The Hobbit 2

The Hobbit 2 Photo: Supplied



Peter Jackson has confirmed his position as Lord of the Ringing Tills with The Hobbit: The Desolation of Smaug recording the second-highest Boxing Day opening in Australian history.


The only film to have topped the $5.465 million the second film in his Hobbit trilogy racked up at the Australian box office on Thursday is the first part, The Hobbit: An Unexpected Journey, which opened with $5.9 million last year.


Jackson holds the top five places on the Boxing Day chart, with his three Lord of the Rings films filling out the next three positions.


Australian fans were, however, made to wait for their chance to see the New Zealander's latest J.R.R. Tolkien adaptation. But they're used to that: his films are typically released here close to a fortnight after they hit cinemas in most other territories of the world, in order to capitalise on the biggest day on the Australian film calendar.


Jackson has come a long way since his first feature, the ultra-low-budget sci-fi horror comedy Bad Taste.

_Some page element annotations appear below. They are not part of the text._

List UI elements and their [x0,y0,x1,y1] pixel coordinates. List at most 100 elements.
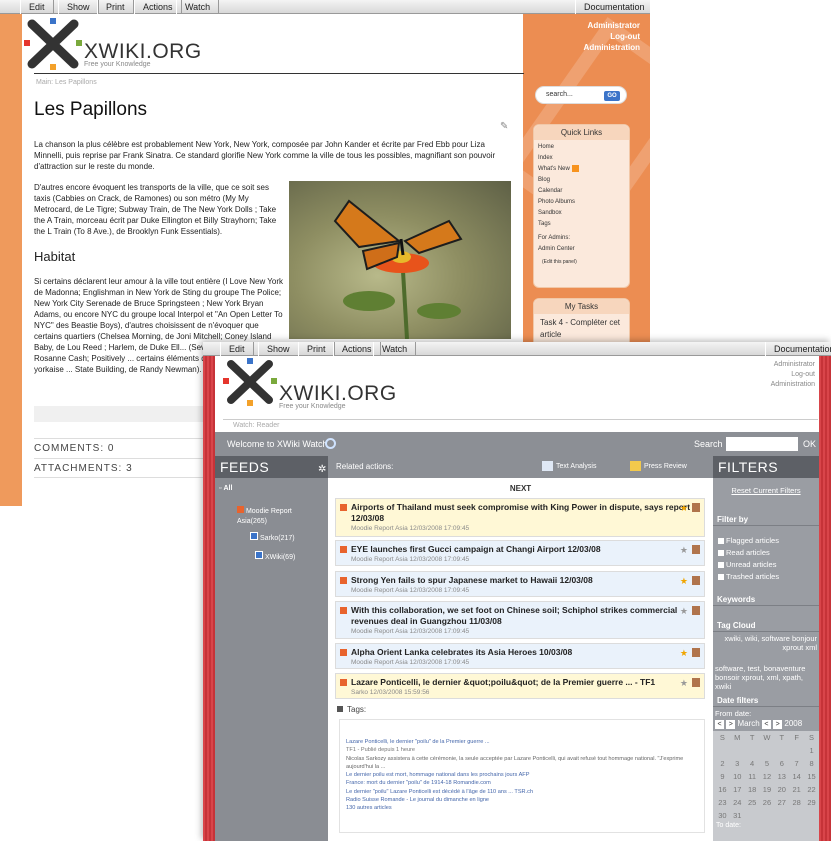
tag-cloud-2[interactable]: software, test, bonaventure bonsoir xpro… [715,664,817,691]
calendar-day[interactable]: 23 [715,796,730,809]
menu-print[interactable]: Print [97,0,134,14]
calendar-day[interactable]: 4 [745,757,760,770]
trash-icon[interactable] [692,648,700,657]
checkbox[interactable] [718,562,724,569]
calendar-day[interactable]: 2 [715,757,730,770]
next-year-button[interactable]: > [773,720,783,729]
calendar-day[interactable]: 3 [730,757,745,770]
logout-link[interactable]: Log-out [771,370,815,380]
menu-documentation[interactable]: Documentation [765,342,831,356]
checkbox[interactable] [718,574,724,581]
rss-icon[interactable] [571,164,579,172]
trash-icon[interactable] [692,545,700,554]
calendar-day[interactable]: 17 [730,783,745,796]
calendar-day[interactable]: 25 [745,796,760,809]
calendar-day[interactable]: 24 [730,796,745,809]
menu-documentation[interactable]: Documentation [575,0,650,14]
ql-admin-center[interactable]: Admin Center [538,244,625,255]
calendar-day[interactable] [804,809,819,822]
article-title[interactable]: With this collaboration, we set foot on … [340,605,700,627]
reset-filters-link[interactable]: Reset Current Filters [713,486,819,495]
content-link[interactable]: Le dernier "poilu" Lazare Ponticelli est… [346,788,698,796]
ql-calendar[interactable]: Calendar [538,186,625,197]
xwiki-logo[interactable] [24,18,84,73]
calendar-day[interactable]: 22 [804,783,819,796]
article-item-selected[interactable]: Lazare Ponticelli, le dernier &quot;poil… [335,673,705,699]
calendar-day[interactable]: 5 [760,757,775,770]
calendar-day[interactable]: 21 [789,783,804,796]
checkbox[interactable] [718,550,724,557]
menu-edit[interactable]: Edit [20,0,54,14]
filter-read[interactable]: Read articles [718,548,770,557]
feed-group-sarko[interactable]: Sarko(217) [250,532,295,544]
task-item[interactable]: Task 4 - Compléter cet article [534,314,629,344]
edit-pencil-icon[interactable]: ✎ [500,121,508,132]
calendar-day[interactable]: 15 [804,770,819,783]
prev-year-button[interactable]: < [761,720,771,729]
press-review-button[interactable]: Press Review [630,456,687,478]
ql-tags[interactable]: Tags [538,219,625,230]
content-link[interactable]: 130 autres articles [346,804,698,812]
star-icon[interactable]: ★ [680,648,688,659]
star-icon[interactable]: ★ [680,606,688,617]
ql-index[interactable]: Index [538,153,625,164]
content-link[interactable]: Lazare Ponticelli, le dernier "poilu" de… [346,738,698,746]
calendar-day[interactable]: 31 [730,809,745,822]
checkbox[interactable] [718,538,724,545]
feed-group-moodie[interactable]: Moodie Report Asia(265) [237,506,317,527]
next-month-button[interactable]: > [726,720,736,729]
next-button[interactable]: NEXT [328,484,713,493]
feed-all[interactable]: ▫ All [219,484,232,494]
filter-flagged[interactable]: Flagged articles [718,536,779,545]
logout-link[interactable]: Log-out [584,31,640,42]
search-input[interactable]: search... GO [535,86,627,104]
content-link[interactable]: Le dernier poilu est mort, hommage natio… [346,771,698,779]
calendar-day[interactable]: 26 [760,796,775,809]
ql-sandbox[interactable]: Sandbox [538,208,625,219]
search-input[interactable] [726,437,798,451]
trash-icon[interactable] [692,576,700,585]
calendar-day[interactable]: 9 [715,770,730,783]
calendar-day[interactable]: 7 [789,757,804,770]
article-item[interactable]: With this collaboration, we set foot on … [335,601,705,639]
administration-link[interactable]: Administration [771,380,815,390]
prev-month-button[interactable]: < [715,720,724,729]
ql-photo-albums[interactable]: Photo Albums [538,197,625,208]
content-link[interactable]: France: mort du dernier "poilu" de 1914-… [346,779,698,787]
calendar-day[interactable] [789,744,804,757]
calendar-day[interactable]: 6 [774,757,789,770]
menu-show[interactable]: Show [58,0,99,14]
ql-home[interactable]: Home [538,142,625,153]
calendar-day[interactable]: 13 [774,770,789,783]
breadcrumb[interactable]: Watch: Reader [233,422,279,429]
star-icon[interactable]: ★ [680,576,688,587]
star-icon[interactable]: ★ [680,545,688,556]
administration-link[interactable]: Administration [584,42,640,53]
star-icon[interactable]: ★ [680,503,688,514]
article-item[interactable]: EYE launches first Gucci campaign at Cha… [335,540,705,566]
article-item[interactable]: Alpha Orient Lanka celebrates its Asia H… [335,643,705,669]
calendar-day[interactable] [715,744,730,757]
calendar-day[interactable]: 28 [789,796,804,809]
go-button[interactable]: GO [604,91,620,101]
calendar-day[interactable]: 19 [760,783,775,796]
article-title[interactable]: Alpha Orient Lanka celebrates its Asia H… [340,647,700,658]
collapse-icon[interactable]: ▫ [219,485,221,492]
breadcrumb[interactable]: Main: Les Papillons [36,79,97,86]
calendar-day[interactable]: 8 [804,757,819,770]
tag-icon[interactable] [337,706,343,712]
calendar-day[interactable]: 20 [774,783,789,796]
menu-edit[interactable]: Edit [220,342,254,356]
calendar-day[interactable] [774,744,789,757]
calendar-day[interactable]: 16 [715,783,730,796]
text-analysis-button[interactable]: Text Analysis [542,456,596,478]
calendar-day[interactable]: 18 [745,783,760,796]
calendar-day[interactable] [760,744,775,757]
trash-icon[interactable] [692,606,700,615]
search-ok-button[interactable]: OK [803,432,816,456]
watch-logo[interactable] [223,358,277,409]
article-item[interactable]: Strong Yen fails to spur Japanese market… [335,571,705,597]
keywords-heading[interactable]: Keywords [713,593,819,606]
article-item[interactable]: Airports of Thailand must seek compromis… [335,498,705,537]
article-title[interactable]: EYE launches first Gucci campaign at Cha… [340,544,700,555]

Shot on weekends over four years, with Jackson playing a couple of characters and his close mates the rest, the film cost an estimated $NZ25,000 to shoot (a further $NZ235,000 was stumped up by the New Zealand Film Commission to get it cinema-ready).


By contrast, The Hobbit trilogy is estimated to have so far cost about $560 million to make (post-production on the final instalment, The Hobbit: There and Back, is ongoing).

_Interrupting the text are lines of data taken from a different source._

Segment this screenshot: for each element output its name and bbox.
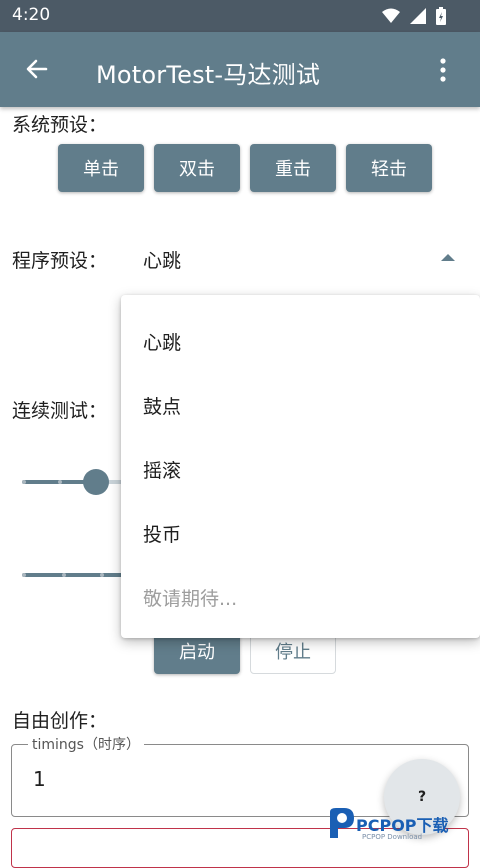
- system-presets-label: 系统预设：: [12, 114, 108, 136]
- dropdown-option-heartbeat[interactable]: 心跳: [143, 328, 181, 355]
- dropdown-option-rock[interactable]: 摇滚: [143, 456, 181, 483]
- arrow-up-icon[interactable]: [441, 254, 455, 261]
- pcpop-logo-icon: [330, 808, 354, 838]
- watermark-logo: PCPOP下载 PCPOP Download: [326, 806, 472, 850]
- app-bar: MotorTest-马达测试: [0, 32, 480, 107]
- slider-1-tick: [58, 480, 62, 484]
- slider-2-track-active[interactable]: [22, 573, 126, 577]
- preset-light-click-button[interactable]: 轻击: [346, 144, 432, 192]
- watermark-subtext: PCPOP Download: [362, 833, 423, 841]
- dropdown-option-coin[interactable]: 投币: [143, 520, 181, 547]
- more-vert-icon[interactable]: [433, 56, 453, 84]
- arrow-back-icon[interactable]: [22, 56, 50, 84]
- status-bar: 4:20: [0, 0, 480, 32]
- slider-2-tick: [22, 573, 26, 577]
- program-preset-select[interactable]: 心跳: [143, 246, 181, 273]
- signal-icon: [410, 8, 426, 24]
- preset-double-click-button[interactable]: 双击: [154, 144, 240, 192]
- app-title: MotorTest-马达测试: [96, 61, 321, 89]
- status-icons: [382, 7, 446, 25]
- battery-icon: [436, 7, 446, 25]
- timings-field-value[interactable]: 1: [33, 767, 46, 791]
- slider-2-tick: [62, 573, 66, 577]
- preset-heavy-click-button[interactable]: 重击: [250, 144, 336, 192]
- program-presets-label: 程序预设：: [12, 250, 108, 272]
- wifi-icon: [382, 8, 400, 23]
- preset-single-click-button[interactable]: 单击: [58, 144, 144, 192]
- slider-1-thumb[interactable]: [83, 469, 109, 495]
- free-creation-label: 自由创作：: [12, 710, 108, 732]
- program-preset-dropdown: 心跳 鼓点 摇滚 投币 敬请期待...: [121, 295, 480, 638]
- dropdown-option-coming-soon: 敬请期待...: [143, 588, 238, 610]
- status-time: 4:20: [12, 5, 51, 25]
- timings-field-label: timings（时序）: [28, 734, 144, 754]
- slider-1-tick: [22, 480, 26, 484]
- dropdown-option-drumbeat[interactable]: 鼓点: [143, 392, 181, 419]
- continuous-test-label: 连续测试：: [12, 400, 108, 422]
- slider-2-tick: [100, 573, 104, 577]
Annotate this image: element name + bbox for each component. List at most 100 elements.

In one respect, though, nothing has changed. Bad Taste was released in New Zealand on December 11, 1987, while The Hobbit: The Desolation of Smaug was released there on December 12.


In Australia, all but one of Jackson's films since the first Lord of the Rings have opened on Boxing Day (King Kong opened on December 14, 2005). Few countries have to wait longer. But the ends clearly justify the means.


The record haul for the first part of The Hobbit trilogy last year helped create a single-day box office record in Australia of $10.8 million (Les Miserables, Wreck It Ralph, Parental Guidance and Skyfall all did their bit to get it there). That figure also included films that were screening before Boxing Day, but the appetite for something new was borne out by the fact that the seven films released on that day accounted for $9.7 million of that total.


The result this year fell just short of that, with a total haul of $10 million.


Opening on Boxing Day isn't a guarantee of success for any one film, but having fresh content on the day is crucial to the cinema business overall.


Movies that open on Boxing Day have, since 2000, accounted for an average 7.7 per cent of the annual box office in Australia - a huge haul when you consider that they account for between 1 and 2 per cent of all films released in a year.